The long-term consequences of intra-uterine protein malnutrition for glucose metabolism

Our initial observations, in epidemiological studies, linking indices of poor early (fetal and infant) growth to the subsequent development of poor glucose tolerance and the insulin resistance syndrome in adult life, have been confirmed in studies in a wide variety of populations around the world. These findings led us 5 years ago to propose the 'thrifty phenotype' hypothesis. Tests of this hypothesis in an animal model in which the pregnant and/or lactating rat dams are fed on an isoenergetic diet containing just under half the normal protein content are consistent with the ideas put forward.
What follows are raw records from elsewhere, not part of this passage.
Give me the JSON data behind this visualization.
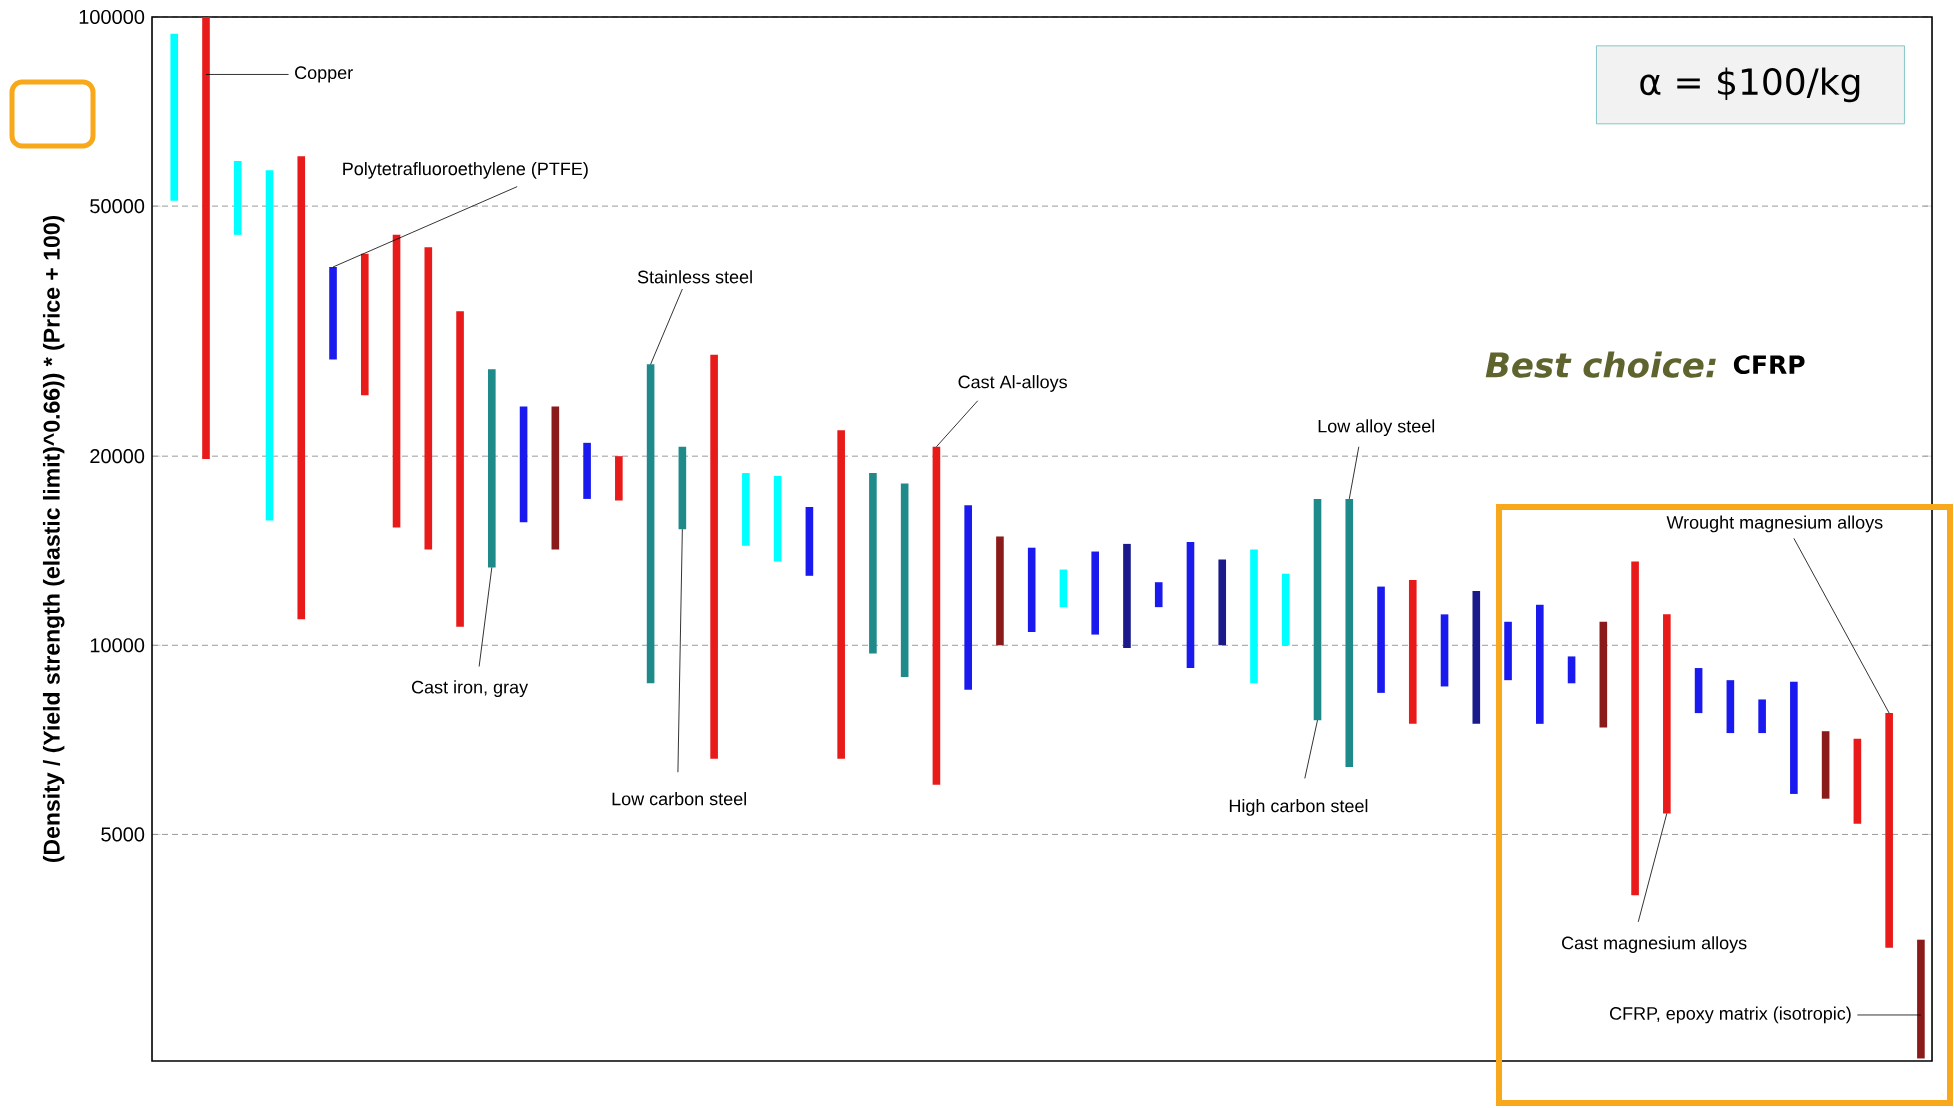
{
  "chart_data": {
    "type": "bar",
    "ylabel": "(Density / (Yield strength (elastic limit)^0.66)) * (Price + 100)",
    "categories": [
      null,
      null,
      null,
      null,
      null,
      null,
      null,
      null,
      null,
      null,
      null,
      null,
      null,
      null,
      null,
      null,
      null,
      null,
      null,
      null,
      null,
      null,
      null,
      null,
      null,
      null,
      null,
      null,
      null,
      null,
      null,
      null,
      null,
      null,
      null,
      null,
      null,
      null,
      null,
      null,
      null,
      null,
      null,
      null,
      null,
      null,
      null,
      null,
      null,
      null,
      null,
      null,
      null,
      null,
      null,
      null
    ],
    "base": [
      51000,
      19800,
      45000,
      15800,
      11000,
      28500,
      25000,
      15400,
      14200,
      10700,
      13300,
      15700,
      14200,
      17100,
      17000,
      8700,
      15300,
      6600,
      14400,
      13600,
      12900,
      6600,
      9700,
      8900,
      6000,
      8500,
      10000,
      10500,
      11500,
      10400,
      9900,
      11500,
      9200,
      10000,
      8700,
      10000,
      7600,
      6400,
      8400,
      7500,
      8600,
      7500,
      8800,
      7500,
      8700,
      7400,
      4000,
      5400,
      7800,
      7250,
      7250,
      5800,
      5700,
      5200,
      3300,
      2200
    ],
    "values": [
      43000,
      80200,
      14000,
      41200,
      49000,
      11500,
      17000,
      29600,
      28800,
      23300,
      14200,
      8300,
      9800,
      3900,
      3000,
      19300,
      5400,
      22400,
      4400,
      5000,
      3700,
      15400,
      9100,
      9200,
      14700,
      8200,
      4900,
      3800,
      1700,
      3700,
      4600,
      1100,
      5400,
      3700,
      5500,
      3000,
      9500,
      10700,
      4000,
      5200,
      2600,
      4700,
      2100,
      4100,
      900,
      3500,
      9600,
      5800,
      1400,
      1550,
      950,
      2950,
      1600,
      1900,
      4500,
      1200
    ],
    "colors": [
      "#00ffff",
      "#e81a1a",
      "#00ffff",
      "#00ffff",
      "#e81a1a",
      "#1a1aee",
      "#e81a1a",
      "#e81a1a",
      "#e81a1a",
      "#e81a1a",
      "#1f8a8a",
      "#1a1aee",
      "#8b1a1a",
      "#1a1aee",
      "#e81a1a",
      "#1f8a8a",
      "#1f8a8a",
      "#e81a1a",
      "#00ffff",
      "#00ffff",
      "#1a1aee",
      "#e81a1a",
      "#1f8a8a",
      "#1f8a8a",
      "#e81a1a",
      "#1a1aee",
      "#8b1a1a",
      "#1a1aee",
      "#00ffff",
      "#1a1aee",
      "#1a1a8b",
      "#1a1aee",
      "#1a1aee",
      "#1a1a8b",
      "#00ffff",
      "#00ffff",
      "#1f8a8a",
      "#1f8a8a",
      "#1a1aee",
      "#e81a1a",
      "#1a1aee",
      "#1a1a8b",
      "#1a1aee",
      "#1a1aee",
      "#1a1aee",
      "#8b1a1a",
      "#e81a1a",
      "#e81a1a",
      "#1a1aee",
      "#1a1aee",
      "#1a1aee",
      "#1a1aee",
      "#8b1a1a",
      "#e81a1a",
      "#e81a1a",
      "#8b1a1a"
    ],
    "ylim": [
      2180,
      100000
    ],
    "yticks": [
      5000,
      10000,
      20000,
      50000,
      100000
    ],
    "log": "y",
    "grid": "y",
    "annotations": [
      "Copper",
      "Polytetrafluoroethylene (PTFE)",
      "Stainless steel",
      "Cast Al-alloys",
      "Low alloy steel",
      "Cast iron, gray",
      "Low carbon steel",
      "High carbon steel",
      "Wrought magnesium alloys",
      "Cast magnesium alloys",
      "CFRP, epoxy matrix (isotropic)",
      "α = $100/kg",
      "Best choice:",
      "CFRP"
    ]
  }
}
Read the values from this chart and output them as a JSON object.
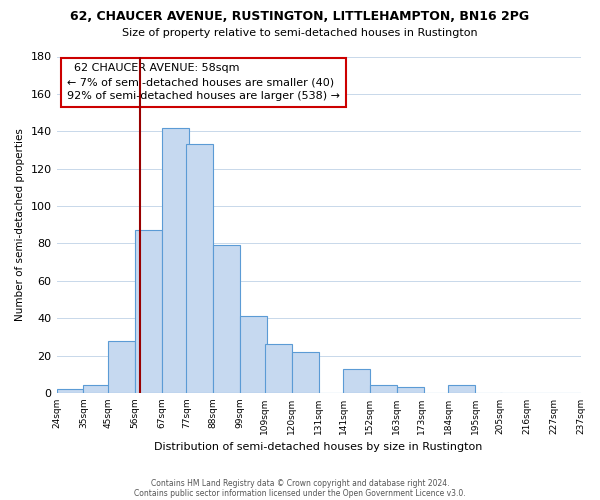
{
  "title": "62, CHAUCER AVENUE, RUSTINGTON, LITTLEHAMPTON, BN16 2PG",
  "subtitle": "Size of property relative to semi-detached houses in Rustington",
  "xlabel": "Distribution of semi-detached houses by size in Rustington",
  "ylabel": "Number of semi-detached properties",
  "footer_line1": "Contains HM Land Registry data © Crown copyright and database right 2024.",
  "footer_line2": "Contains public sector information licensed under the Open Government Licence v3.0.",
  "bar_left_edges": [
    24,
    35,
    45,
    56,
    67,
    77,
    88,
    99,
    109,
    120,
    131,
    141,
    152,
    163,
    173,
    184,
    195,
    205,
    216,
    227
  ],
  "bar_heights": [
    2,
    4,
    28,
    87,
    142,
    133,
    79,
    41,
    26,
    22,
    0,
    13,
    4,
    3,
    0,
    4,
    0,
    0,
    0,
    0
  ],
  "bin_width": 11,
  "bar_color": "#c6d9f0",
  "bar_edge_color": "#5b9bd5",
  "x_tick_labels": [
    "24sqm",
    "35sqm",
    "45sqm",
    "56sqm",
    "67sqm",
    "77sqm",
    "88sqm",
    "99sqm",
    "109sqm",
    "120sqm",
    "131sqm",
    "141sqm",
    "152sqm",
    "163sqm",
    "173sqm",
    "184sqm",
    "195sqm",
    "205sqm",
    "216sqm",
    "227sqm",
    "237sqm"
  ],
  "ylim": [
    0,
    180
  ],
  "yticks": [
    0,
    20,
    40,
    60,
    80,
    100,
    120,
    140,
    160,
    180
  ],
  "property_size": 58,
  "property_label": "62 CHAUCER AVENUE: 58sqm",
  "pct_smaller": 7,
  "count_smaller": 40,
  "pct_larger": 92,
  "count_larger": 538,
  "annotation_box_color": "#ffffff",
  "annotation_box_edge_color": "#cc0000",
  "vline_color": "#990000",
  "background_color": "#ffffff",
  "grid_color": "#c8d8ea"
}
They have also allowed us to refine the hypothesis in the light of the new data as follows: (1) the growth of the fetus (and possibly infant) is quantitatively and qualitatively altered by its nutritional environment (which may include maternal diet-dependent changes in maternal hormones); (2) these changes serve to select between the growth rates of different tissues according to priorities which differ between males and females (nutritional thrift) and to alter organ function to constitute a thrifty offspring adapted to survival in poor nutritional circumstances (thrifty phenotype); (3) an individual so constituted suffers adverse consequences in adult life if he/she experiences good or supranormal nutrition; (4) both poor insulin secretion and insulin resistance can result from these adaptive processes; (5) the adverse consequences include loss of glucose tolerance and hypertension. The precise outcome of growth retardation during early life may vary according to the type and timing of the factors responsible for the retardation. It remains to be determined to what extent these potentially adverse effects can be delayed or prevented by a suitable postnatal diet. Experiments in animal models are largely consistent with the concepts proposed from human epidemiological studies. They show that the metabolism of the liver, muscle and adipose tissue may be programmed by maternal nutrition during gestation and lactation. The combination of early growth restriction and subsequent adult obesity reproduced in the rat are the main features of the insulin resistance syndrome.